窗戶外面的芭蕉葉被風吹得一陣“撲撲”的響,夏初七張開手臂,伸了一個大大的懶腰,又摸了下吃得圓圓滾滾的肚子,直呼受不了。這誠國公府養尊處優的日子,看來還真有可能把她養成大胖子。
拿了一個如意枕,她正準備坐到軟榻上去繼續研究她的《青囊書》,眼風一掃,卻見窗口的輕紗微微一蕩……
眯了一下眸子,她轉頭看向晴嵐和梅子幾個丫頭。
“你們都下去吧,我想靜一靜。”
“是,郡主……”
這是在自家屋子裡,丫頭們沒有多問什麼,應了一聲,便行了禮魚貫而去。夏初七彎了下脣角,懶洋洋的拽了那如意枕,坐在茶桌邊的椅子上,悠然自在地蹺起二郎腿,喝了一口熱乎乎的茶水,才舒服地一嘆。
“今兒才曉得,原本大都督喜歡做賊?”
輕紗又是一蕩,撩開,裡面走出一個頎長優雅的身影來。
“景宜郡主好高的警覺性?本座佩服得緊。”
“不必佩服,就大都督身上那一股子的禽獸味兒,我想不發現,都難得很啦。”
她說話向來帶刺兒。
可東方青玄似乎從來沒有被她氣倒過。
莞爾一笑,大都督好脾氣地坐在與她一個茶桌之隔的另一張椅子上,不客氣地猶自拿了一個桌上的杯子,倒了一杯她剛剛喝過的茶水,悠閒地品着,那姿態動作優雅的讓人觀之陶醉。
嘖嘖嘖,可惜了一張好皮囊啊……
夏初七暗自嘆息一下,不動聲色地斜睨着他,從懷裡掏出那一枚錦衣衛秘諜的令牌來,從茶桌上面遞到了他的面前,“大都督給的這個物什兒,我只怕是用不着了。原本早就想還回去的,但一直不得機會。
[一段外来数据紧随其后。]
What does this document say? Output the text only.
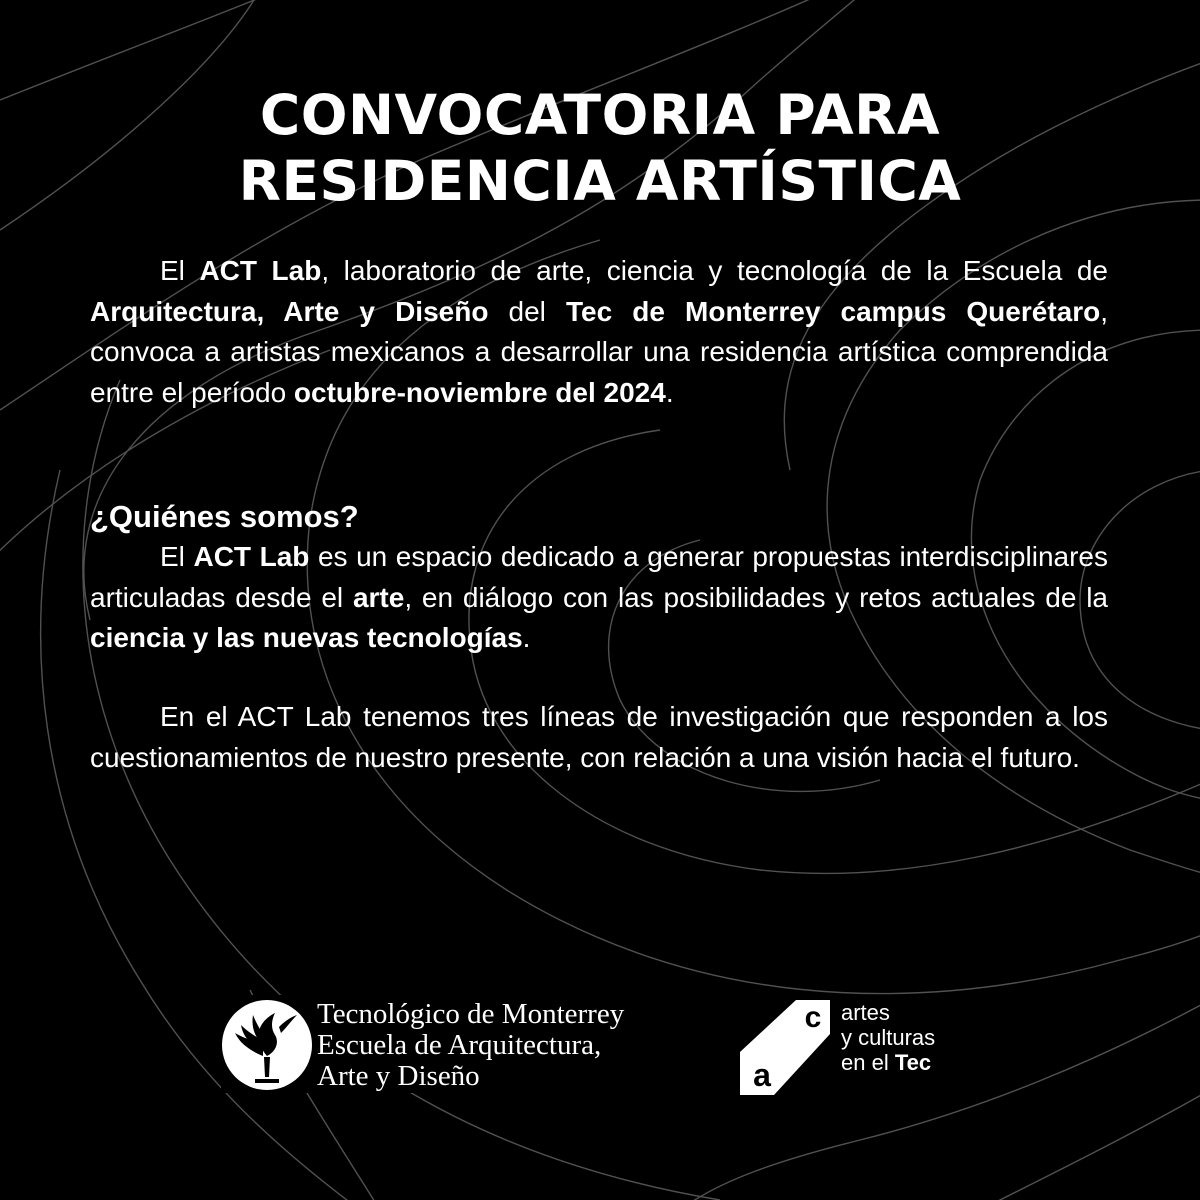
CONVOCATORIA PARA
RESIDENCIA ARTÍSTICA
El ACT Lab, laboratorio de arte, ciencia y tecnología de la Escuela de Arquitectura, Arte y Diseño del Tec de Monterrey campus Querétaro, convoca a artistas mexicanos a desarrollar una residencia artística comprendida entre el período octubre-noviembre del 2024.
¿Quiénes somos?
El ACT Lab es un espacio dedicado a generar propuestas interdisciplinares articuladas desde el arte, en diálogo con las posibilidades y retos actuales de la ciencia y las nuevas tecnologías.
En el ACT Lab tenemos tres líneas de investigación que responden a los cuestionamientos de nuestro presente, con relación a una visión hacia el futuro.
Tecnológico de Monterrey
Escuela de Arquitectura,
Arte y Diseño
c
a
artes
y culturas
en el Tec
正好,大都督你今兒來了,就免得我再走一遭了……”
東方青玄眉梢微微一挑,嘴角彎出一抹笑意來。
“景宜郡主這裡的茶,真是好喝……”
“別繞彎子!要是不要?”夏初七看了看那枚令牌,固執地又往前遞了遞,滿眼都是不耐煩的情緒。
東方青玄輕笑着看她一眼,放下茶盞便伸出手來。卻不料,他不是接令牌,而是把那一隻修長白皙得讓姑娘嫉恨的手,覆在了她的手背上,還曖昧地摩挲了一下,聲音輕柔地暗示她。
“要!本座怎會不要?”
夏初七手像被燙到了,飛快的縮了回來。
“你……臉都不要了?!”
她氣咻咻地瞪了過去,可東方那廝只是調侃的輕笑着,一張精雕細刻的俊美面孔上,並無半點兒調戲了別人的不自在。
“七小姐,你當真不與本座合作了?”
“不。”夏初七輕嘲一笑,“天上不會掉餡餅!我從認識大都督的第一天開始,就知道大都督您是一個什麼樣的人。與虎謀皮這樣的傻事,我又怎麼會做?”
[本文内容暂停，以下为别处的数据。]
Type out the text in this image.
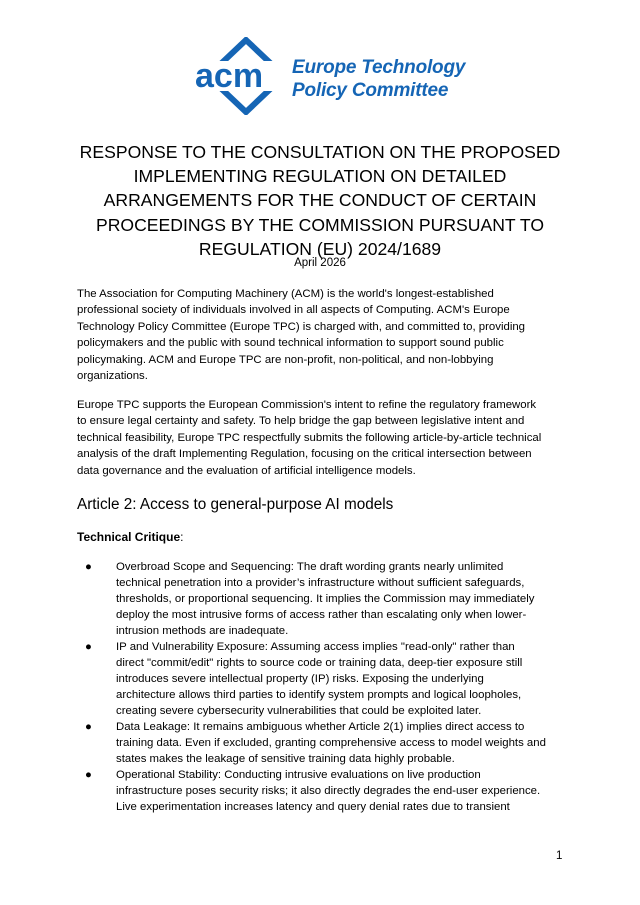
acm Europe Technology
Policy Committee
RESPONSE TO THE CONSULTATION ON THE PROPOSED
IMPLEMENTING REGULATION ON DETAILED
ARRANGEMENTS FOR THE CONDUCT OF CERTAIN
PROCEEDINGS BY THE COMMISSION PURSUANT TO
REGULATION (EU) 2024/1689
April 2026
The Association for Computing Machinery (ACM) is the world's longest-established
professional society of individuals involved in all aspects of Computing. ACM's Europe
Technology Policy Committee (Europe TPC) is charged with, and committed to, providing
policymakers and the public with sound technical information to support sound public
policymaking. ACM and Europe TPC are non-profit, non-political, and non-lobbying
organizations.
Europe TPC supports the European Commission's intent to refine the regulatory framework
to ensure legal certainty and safety. To help bridge the gap between legislative intent and
technical feasibility, Europe TPC respectfully submits the following article-by-article technical
analysis of the draft Implementing Regulation, focusing on the critical intersection between
data governance and the evaluation of artificial intelligence models.
Article 2: Access to general-purpose AI models
Technical Critique:
● Overbroad Scope and Sequencing: The draft wording grants nearly unlimited
technical penetration into a provider’s infrastructure without sufficient safeguards,
thresholds, or proportional sequencing. It implies the Commission may immediately
deploy the most intrusive forms of access rather than escalating only when lower-
intrusion methods are inadequate.
● IP and Vulnerability Exposure: Assuming access implies "read-only" rather than
direct "commit/edit" rights to source code or training data, deep-tier exposure still
introduces severe intellectual property (IP) risks. Exposing the underlying
architecture allows third parties to identify system prompts and logical loopholes,
creating severe cybersecurity vulnerabilities that could be exploited later.
● Data Leakage: It remains ambiguous whether Article 2(1) implies direct access to
training data. Even if excluded, granting comprehensive access to model weights and
states makes the leakage of sensitive training data highly probable.
● Operational Stability: Conducting intrusive evaluations on live production
infrastructure poses security risks; it also directly degrades the end-user experience.
Live experimentation increases latency and query denial rates due to transient
1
“第一次認識?”東方青玄低了下頭,狀似無意的喝了一口茶,才慢悠悠擡起眼,那一雙瀲灩的眸子裡情緒比先前多了起來,那輕輕啓開的脣瓣兒,美好得宛如世上最好的工筆畫作,“七小姐,還記得我們第一次相見?”
夏初七冷哼一聲,“那是自然!青崗縣的小樹林裡,大都督你殺人不眨眼,實在讓本姑娘汗顏啊……”
東方青玄美豔的眸子微微一眯,看着她笑了。
“錯了,我們第一次見面,不是青崗縣,而是……”
說到此處,見夏初七饒有興趣的看過來,他卻只是淡淡一笑,並不繼續,話題又繞開了,“七小姐當真不記得當年了,還是故意在本座面前裝傻啊?”
聽他那字裡行間的意思,好像他與夏楚之間好像真有什麼過往似的。可夏初七仔細想了想,搜索完了僅有的“夏楚記憶”,卻根本就沒有關於東方青玄的……
哎!
每一次人家提及夏楚的前情時,她總是很鬱悶。
要是她通通都能想起來,又何必受人制約?
心裡那麼想,可她做人從來不輸陣。
仍是帶着冷嘲的笑意,她剜向東方青玄,“喲喂,那可真是不好意思了,我還真是記不住。看來大都督您實在不是一個容易讓人記憶的人啦?”
她的諷刺顯而易見,東方青玄淺淺勾脣,狹長的鳳眸裡卻是露出一抹難藏的機鋒來,“七小姐不記得本座了,也不要緊。”將那個令牌又往夏初七面前遞了遞,他接着笑,“本座送出去的東西,向來沒有收回來的道理。七小姐你也不要拒絕得這麼快。本座還是那句話,你一定會與本座合作的,我有這個信心。”
無視那個令牌,夏初七瞪了他一眼。
“只怕你要失望了,我從來不與不相干的人合作。”
“不相干的人……”東方青玄看着她,眸底笑意更爲燦爛,“看來本座得儘快把你變成相干的人才是?”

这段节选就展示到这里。